I think the Holy Grail would be the ability to measure two functions, to measure recognition of a virally-infected cell and then destruction of that cell. Or with humoral immune responses, neutralization of the virus. We've got to have assays that really do reflect functionality. You can measure cytokines, such as TNFalpha or interferon gamma, but you can almost as easily in the same kind of assay measure secretion of cytotoxic granules, the perforins and the granzymes, for example. With perforins in a CD8+ T cell you are actually looking at its cytolytic potential, but you might also want to look at the suppression of HIV replication by those cells, which is, ultimately, what you want to measure.
But it's very, very important that, whatever we decide, we've got to have standard operating procedures and work according to good laboratory practice, and we've got to then use the same reagents and equipment. The culture of working to good laboratory practice with standard operating procedures is spreading.
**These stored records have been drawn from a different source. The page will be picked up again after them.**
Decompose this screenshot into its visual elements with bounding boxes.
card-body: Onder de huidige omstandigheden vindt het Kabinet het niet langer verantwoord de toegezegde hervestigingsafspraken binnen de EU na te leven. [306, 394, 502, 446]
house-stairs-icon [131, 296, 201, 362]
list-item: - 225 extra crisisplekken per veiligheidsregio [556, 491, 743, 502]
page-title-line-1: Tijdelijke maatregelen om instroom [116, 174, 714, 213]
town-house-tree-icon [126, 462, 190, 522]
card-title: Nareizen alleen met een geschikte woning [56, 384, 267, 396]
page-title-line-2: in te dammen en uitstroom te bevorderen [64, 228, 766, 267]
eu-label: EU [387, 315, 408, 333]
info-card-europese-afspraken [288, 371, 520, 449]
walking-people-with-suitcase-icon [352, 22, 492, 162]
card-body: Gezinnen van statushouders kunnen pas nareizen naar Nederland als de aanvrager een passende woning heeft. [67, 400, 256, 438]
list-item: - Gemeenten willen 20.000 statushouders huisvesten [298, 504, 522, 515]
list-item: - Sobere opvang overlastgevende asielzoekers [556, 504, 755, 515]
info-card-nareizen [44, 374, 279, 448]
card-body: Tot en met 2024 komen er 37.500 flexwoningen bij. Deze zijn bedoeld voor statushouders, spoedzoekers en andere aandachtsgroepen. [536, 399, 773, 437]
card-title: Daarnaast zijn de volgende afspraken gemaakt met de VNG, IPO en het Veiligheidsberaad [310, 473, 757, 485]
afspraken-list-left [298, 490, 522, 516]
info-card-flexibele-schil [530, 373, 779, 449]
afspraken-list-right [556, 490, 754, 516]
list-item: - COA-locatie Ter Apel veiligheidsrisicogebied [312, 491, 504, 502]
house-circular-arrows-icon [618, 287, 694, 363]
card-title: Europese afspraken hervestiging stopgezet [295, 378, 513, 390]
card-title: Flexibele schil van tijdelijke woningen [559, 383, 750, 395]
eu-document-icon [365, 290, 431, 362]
What's your current picture of the immune response against HIV? What do you think are the relative contributions of neutralizing antibody and cellular immunity, and within that, CD8 versus CD4?
I think that high titer neutralizing antibodies are of extreme importance. Just because I describe myself as a cellular immunologist doesn't mean I don’t recognize the importance of antibodies. I think that the AIDS vaccine field, and the HIV field generally, has become too compartmentalized—you're either an antibody person, or you're a T cell person, or sometimes you're just a CTL person—and we're not thinking in a broad enough fashion. The immune response is a concerted, beautifully designed series of interdependent events, and you shouldn’t study one part of this response divorced from another because the interplay between them is obvious to anybody who learns about immunology.
However, having said that, I think central to all this is the CD4+ T cell, which, by its very name, the helper T cell, is central to the successful immune response to HIV. That the loss of function of HIV-specific CD4+ T cells happens from such an early stage of infection sets the scene for what is to come. That’s what we've got to induce, to de-anergize or reconstitute in the HIV-infected individual.